We got up early in the morning, went straight to Gwangju, visited my mother-in-law, performed a deep bow, and asked for her forgiveness. Since my mother-in-law was used as an instrument to enlighten me, I felt deeply sorry, thinking that she had suffered because of me. “Mother, I have wronged you all this time. You are my benefactor. I will make every effort to serve you well for the rest of my life.”


My mother-in-law had a look of complete bewilderment and said, “Oh dear, why are you saying that you have done something wrong? Where else in the world could there be children who do as well as the two of you do?” I was astounded to see my mother-in-law so completely unaware of everything. It was clear that the Lord was performing a miracle of love, by using my mother-in-law as an instrument to give me a profound realization.


If it had not been for my mother-in-law, who hurt my own mother, how could I have come to realize the Lord’s amazing far-reaching plan of love? Embracing my mother-in-law, I shared a deep love. “Oh, my Love! My Lord! How could we possibly comprehend the depth of Your sublime and far-reaching plan?
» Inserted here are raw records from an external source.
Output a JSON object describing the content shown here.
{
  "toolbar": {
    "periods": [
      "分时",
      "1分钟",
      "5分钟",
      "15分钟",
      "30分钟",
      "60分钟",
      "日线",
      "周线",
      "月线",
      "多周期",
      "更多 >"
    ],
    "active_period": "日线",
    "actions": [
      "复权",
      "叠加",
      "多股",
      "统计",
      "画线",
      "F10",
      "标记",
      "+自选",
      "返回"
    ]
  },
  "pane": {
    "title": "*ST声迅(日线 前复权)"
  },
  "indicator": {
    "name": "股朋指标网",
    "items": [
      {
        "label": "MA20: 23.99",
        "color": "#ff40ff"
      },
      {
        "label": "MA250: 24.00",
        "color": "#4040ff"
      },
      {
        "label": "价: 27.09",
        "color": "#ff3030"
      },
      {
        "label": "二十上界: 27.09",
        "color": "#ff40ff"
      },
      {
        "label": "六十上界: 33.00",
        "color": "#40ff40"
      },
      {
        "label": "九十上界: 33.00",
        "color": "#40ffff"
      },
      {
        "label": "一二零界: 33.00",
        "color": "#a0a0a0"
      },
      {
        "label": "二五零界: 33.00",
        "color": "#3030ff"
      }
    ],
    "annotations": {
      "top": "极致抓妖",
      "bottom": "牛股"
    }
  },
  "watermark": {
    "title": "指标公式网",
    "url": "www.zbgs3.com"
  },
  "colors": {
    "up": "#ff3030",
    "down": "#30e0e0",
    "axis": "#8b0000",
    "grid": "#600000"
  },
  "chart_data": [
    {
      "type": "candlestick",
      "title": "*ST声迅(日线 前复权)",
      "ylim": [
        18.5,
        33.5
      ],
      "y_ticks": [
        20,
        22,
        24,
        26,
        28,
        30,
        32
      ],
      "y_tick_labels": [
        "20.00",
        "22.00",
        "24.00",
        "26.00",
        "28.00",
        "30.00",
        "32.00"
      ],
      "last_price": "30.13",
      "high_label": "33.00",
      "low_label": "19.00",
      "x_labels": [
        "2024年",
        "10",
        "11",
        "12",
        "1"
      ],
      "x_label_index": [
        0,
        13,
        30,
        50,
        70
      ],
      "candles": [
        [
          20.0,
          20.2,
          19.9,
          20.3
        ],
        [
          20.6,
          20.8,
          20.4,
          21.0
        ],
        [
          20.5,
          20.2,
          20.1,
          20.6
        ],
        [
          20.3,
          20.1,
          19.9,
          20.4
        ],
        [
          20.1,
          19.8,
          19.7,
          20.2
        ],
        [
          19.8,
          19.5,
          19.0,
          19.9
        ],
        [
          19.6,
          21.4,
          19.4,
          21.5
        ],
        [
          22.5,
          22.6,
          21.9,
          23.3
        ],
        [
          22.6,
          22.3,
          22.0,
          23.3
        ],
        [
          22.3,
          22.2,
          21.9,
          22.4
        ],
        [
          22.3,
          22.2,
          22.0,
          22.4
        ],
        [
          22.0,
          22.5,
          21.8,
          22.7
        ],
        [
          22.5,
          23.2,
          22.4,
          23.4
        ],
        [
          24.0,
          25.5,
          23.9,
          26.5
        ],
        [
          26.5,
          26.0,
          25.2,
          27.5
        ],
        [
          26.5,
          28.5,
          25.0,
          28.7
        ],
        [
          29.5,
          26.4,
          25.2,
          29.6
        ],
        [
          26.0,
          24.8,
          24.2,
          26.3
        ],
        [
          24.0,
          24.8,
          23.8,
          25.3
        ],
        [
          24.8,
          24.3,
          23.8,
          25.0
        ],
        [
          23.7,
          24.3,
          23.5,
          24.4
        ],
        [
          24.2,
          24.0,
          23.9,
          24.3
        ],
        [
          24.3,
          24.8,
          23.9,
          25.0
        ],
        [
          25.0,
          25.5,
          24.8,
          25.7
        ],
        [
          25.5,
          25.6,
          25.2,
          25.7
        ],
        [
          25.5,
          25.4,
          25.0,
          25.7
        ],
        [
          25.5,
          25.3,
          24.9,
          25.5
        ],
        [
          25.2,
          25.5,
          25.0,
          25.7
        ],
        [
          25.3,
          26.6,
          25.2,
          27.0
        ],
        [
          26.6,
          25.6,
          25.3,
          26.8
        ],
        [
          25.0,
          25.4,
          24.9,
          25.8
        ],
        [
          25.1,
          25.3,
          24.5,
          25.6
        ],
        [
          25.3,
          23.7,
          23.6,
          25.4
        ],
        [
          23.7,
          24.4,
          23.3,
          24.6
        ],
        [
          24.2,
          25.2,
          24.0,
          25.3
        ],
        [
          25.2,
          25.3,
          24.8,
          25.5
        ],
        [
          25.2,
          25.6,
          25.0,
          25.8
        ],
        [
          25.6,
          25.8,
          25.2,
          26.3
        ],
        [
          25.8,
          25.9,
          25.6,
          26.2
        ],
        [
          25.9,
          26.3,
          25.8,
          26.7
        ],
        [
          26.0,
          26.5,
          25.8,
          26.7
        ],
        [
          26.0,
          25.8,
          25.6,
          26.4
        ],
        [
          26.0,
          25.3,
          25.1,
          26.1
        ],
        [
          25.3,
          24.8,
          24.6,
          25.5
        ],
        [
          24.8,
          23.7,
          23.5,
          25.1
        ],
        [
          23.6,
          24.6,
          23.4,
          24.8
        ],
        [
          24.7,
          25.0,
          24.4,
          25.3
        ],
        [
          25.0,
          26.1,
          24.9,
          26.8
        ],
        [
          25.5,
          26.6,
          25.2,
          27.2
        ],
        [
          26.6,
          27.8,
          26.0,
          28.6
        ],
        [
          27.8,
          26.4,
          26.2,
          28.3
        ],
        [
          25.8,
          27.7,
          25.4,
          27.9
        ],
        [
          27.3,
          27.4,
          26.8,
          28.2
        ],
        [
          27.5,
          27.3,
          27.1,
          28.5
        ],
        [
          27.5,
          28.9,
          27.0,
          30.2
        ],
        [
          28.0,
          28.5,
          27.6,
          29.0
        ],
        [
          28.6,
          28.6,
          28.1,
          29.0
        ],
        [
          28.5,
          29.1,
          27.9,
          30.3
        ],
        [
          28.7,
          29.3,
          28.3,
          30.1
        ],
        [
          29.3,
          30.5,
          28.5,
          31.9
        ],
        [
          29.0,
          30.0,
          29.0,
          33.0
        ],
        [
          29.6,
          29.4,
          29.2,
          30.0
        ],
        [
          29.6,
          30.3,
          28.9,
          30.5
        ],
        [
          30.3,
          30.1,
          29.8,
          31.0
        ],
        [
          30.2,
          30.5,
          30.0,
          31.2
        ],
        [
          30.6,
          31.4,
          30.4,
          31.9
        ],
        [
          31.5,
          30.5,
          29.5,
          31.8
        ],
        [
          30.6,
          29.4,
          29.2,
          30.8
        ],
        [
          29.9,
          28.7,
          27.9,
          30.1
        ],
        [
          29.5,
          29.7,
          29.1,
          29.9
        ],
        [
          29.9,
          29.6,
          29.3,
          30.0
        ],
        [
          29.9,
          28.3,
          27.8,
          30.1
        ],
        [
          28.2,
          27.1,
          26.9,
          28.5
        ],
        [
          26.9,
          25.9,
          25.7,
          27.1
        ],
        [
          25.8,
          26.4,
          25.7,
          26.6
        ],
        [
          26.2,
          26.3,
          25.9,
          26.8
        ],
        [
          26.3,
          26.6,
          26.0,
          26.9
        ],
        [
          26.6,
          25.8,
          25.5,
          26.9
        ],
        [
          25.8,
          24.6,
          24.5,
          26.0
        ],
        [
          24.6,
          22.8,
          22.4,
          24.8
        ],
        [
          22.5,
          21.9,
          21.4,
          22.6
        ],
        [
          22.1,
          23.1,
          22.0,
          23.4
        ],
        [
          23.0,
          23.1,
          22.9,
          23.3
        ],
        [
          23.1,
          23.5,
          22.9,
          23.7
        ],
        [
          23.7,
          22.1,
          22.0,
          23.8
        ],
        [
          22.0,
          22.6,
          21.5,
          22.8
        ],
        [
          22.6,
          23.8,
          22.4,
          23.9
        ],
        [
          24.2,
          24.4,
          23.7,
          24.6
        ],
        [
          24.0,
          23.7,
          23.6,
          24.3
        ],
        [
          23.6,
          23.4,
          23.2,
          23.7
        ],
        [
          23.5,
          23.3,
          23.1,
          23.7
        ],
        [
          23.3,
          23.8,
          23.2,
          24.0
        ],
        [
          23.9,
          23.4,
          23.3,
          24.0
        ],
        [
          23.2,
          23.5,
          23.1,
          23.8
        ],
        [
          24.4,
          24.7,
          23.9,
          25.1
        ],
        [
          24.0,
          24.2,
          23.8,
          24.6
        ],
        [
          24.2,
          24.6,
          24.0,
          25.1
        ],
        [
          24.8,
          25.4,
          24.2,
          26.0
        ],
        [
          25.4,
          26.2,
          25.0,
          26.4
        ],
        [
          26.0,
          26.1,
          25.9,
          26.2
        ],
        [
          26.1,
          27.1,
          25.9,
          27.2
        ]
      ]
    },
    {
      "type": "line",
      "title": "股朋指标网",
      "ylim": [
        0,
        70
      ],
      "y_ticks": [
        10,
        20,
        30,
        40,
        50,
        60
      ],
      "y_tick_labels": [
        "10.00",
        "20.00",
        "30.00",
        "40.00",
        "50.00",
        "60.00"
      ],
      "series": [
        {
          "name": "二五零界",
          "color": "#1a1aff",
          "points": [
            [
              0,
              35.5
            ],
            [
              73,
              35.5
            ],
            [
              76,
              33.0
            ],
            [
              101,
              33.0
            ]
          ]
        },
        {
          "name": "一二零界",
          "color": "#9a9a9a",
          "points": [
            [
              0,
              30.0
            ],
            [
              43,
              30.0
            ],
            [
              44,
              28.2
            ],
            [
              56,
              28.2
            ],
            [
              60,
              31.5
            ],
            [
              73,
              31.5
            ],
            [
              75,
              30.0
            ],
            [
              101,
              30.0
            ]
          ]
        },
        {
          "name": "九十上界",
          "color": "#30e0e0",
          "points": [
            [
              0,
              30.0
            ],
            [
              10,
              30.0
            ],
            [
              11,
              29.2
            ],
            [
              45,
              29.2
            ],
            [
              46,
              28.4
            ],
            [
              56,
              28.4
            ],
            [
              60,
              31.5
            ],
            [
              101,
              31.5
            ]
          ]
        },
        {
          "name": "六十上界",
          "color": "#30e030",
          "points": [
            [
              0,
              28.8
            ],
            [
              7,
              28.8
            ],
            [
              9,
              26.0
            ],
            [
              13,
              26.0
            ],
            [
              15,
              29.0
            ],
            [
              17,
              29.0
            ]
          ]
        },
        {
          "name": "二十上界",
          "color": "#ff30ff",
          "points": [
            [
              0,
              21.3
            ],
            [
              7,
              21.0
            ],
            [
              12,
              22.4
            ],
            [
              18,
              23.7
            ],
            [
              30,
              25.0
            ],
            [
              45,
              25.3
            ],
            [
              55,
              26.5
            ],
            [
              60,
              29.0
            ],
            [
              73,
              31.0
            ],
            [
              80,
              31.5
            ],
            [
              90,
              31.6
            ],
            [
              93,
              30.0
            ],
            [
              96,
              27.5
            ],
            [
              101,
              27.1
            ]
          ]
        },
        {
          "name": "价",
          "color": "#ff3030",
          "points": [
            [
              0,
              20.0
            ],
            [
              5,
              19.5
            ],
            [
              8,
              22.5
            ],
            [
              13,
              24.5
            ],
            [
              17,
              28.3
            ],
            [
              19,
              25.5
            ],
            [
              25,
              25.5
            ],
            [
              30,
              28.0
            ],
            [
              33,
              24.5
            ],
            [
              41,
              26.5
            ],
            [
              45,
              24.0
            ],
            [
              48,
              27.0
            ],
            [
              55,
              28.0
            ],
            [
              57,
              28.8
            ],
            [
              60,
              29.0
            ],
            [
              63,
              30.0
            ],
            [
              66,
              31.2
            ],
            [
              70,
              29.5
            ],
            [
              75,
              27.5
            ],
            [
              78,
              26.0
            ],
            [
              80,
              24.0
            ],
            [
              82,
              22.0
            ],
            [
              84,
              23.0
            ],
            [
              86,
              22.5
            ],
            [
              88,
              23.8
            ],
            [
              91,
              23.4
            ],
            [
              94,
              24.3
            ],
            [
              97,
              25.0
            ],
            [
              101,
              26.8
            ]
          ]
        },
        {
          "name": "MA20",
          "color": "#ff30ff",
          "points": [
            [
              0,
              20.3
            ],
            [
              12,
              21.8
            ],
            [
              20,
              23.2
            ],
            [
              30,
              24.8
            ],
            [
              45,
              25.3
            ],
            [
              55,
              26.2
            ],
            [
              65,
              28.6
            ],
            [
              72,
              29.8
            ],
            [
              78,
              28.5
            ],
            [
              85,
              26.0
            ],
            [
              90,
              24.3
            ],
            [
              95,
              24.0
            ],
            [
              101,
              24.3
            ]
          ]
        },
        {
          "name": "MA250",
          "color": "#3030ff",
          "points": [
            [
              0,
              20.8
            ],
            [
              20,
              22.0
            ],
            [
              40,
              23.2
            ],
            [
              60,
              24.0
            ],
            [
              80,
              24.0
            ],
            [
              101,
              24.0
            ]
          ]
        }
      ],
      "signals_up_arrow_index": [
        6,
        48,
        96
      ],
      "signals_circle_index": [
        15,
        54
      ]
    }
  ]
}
From early dawn, I hurriedly searched through various churches to make my confession, but if it were not something that the Lord had planned, how could I have failed to meet any priests so thoroughly? And if there had not been delays on the way, how could I have heard that sermon?”

All of this was truly the Lord’s will and predestination. How merciful the Lord is! If I had gone to Naju parish or another church and found a priest there, made my confession, and attended Mass, I would never have realized such an amazing plan of the Lord’s love.


However, the Lord tested me by causing me to wander and wander in search of Him. The two elderly men I met that day were both Jesus. Later, I found out that the bus number 33, which the fallen elderly man, lifeless, whom I encountered at the bus stop, said he was going to take to Gwangju Terminal, did not even exist.


Also, just before going to the Bukdong Church, if the bus attendant had not pushed the elderly man who was physically uncomfortable from the bus, I might have arrived at the church earlier and met the priest before he left to make my confession. Therefore, it was part of the Lord’s plan to delay me by having the attendant push the elderly man, so that I would hear the sermon “Moses and the Staff.”

Through that sermon, the Lord enlightened me that He Himself allowed that suffering to use me as His instrument and granted me the grace of deep repentance, making me feel even more deeply that I am a sinner. The Lord's great love became a strong thrill, melting my heart like snow in an instant. Feeling that most sublime love, my heart beat in unison with the Lord.


Hidden in all that happened to me were the Lord’s wondrous will and profound love. I asked for forgiveness from my mother-in-law and then made a true Confession after returning. Freed from the two days of feeling like a lapsed Catholicism, a pitch darkness under which I could not receive the Eucharist, I was finally able to truly receive the Lord.

On that day, feeling the Lord’s profound love, I came to realize that He bestows even more abundant divine love when we earnestly desire to meet Him. The taste of the Eucharist, which I had yearned for so desperately, was a love so high, deep, and wide, and a great treasure that I would not exchange for anything in this world.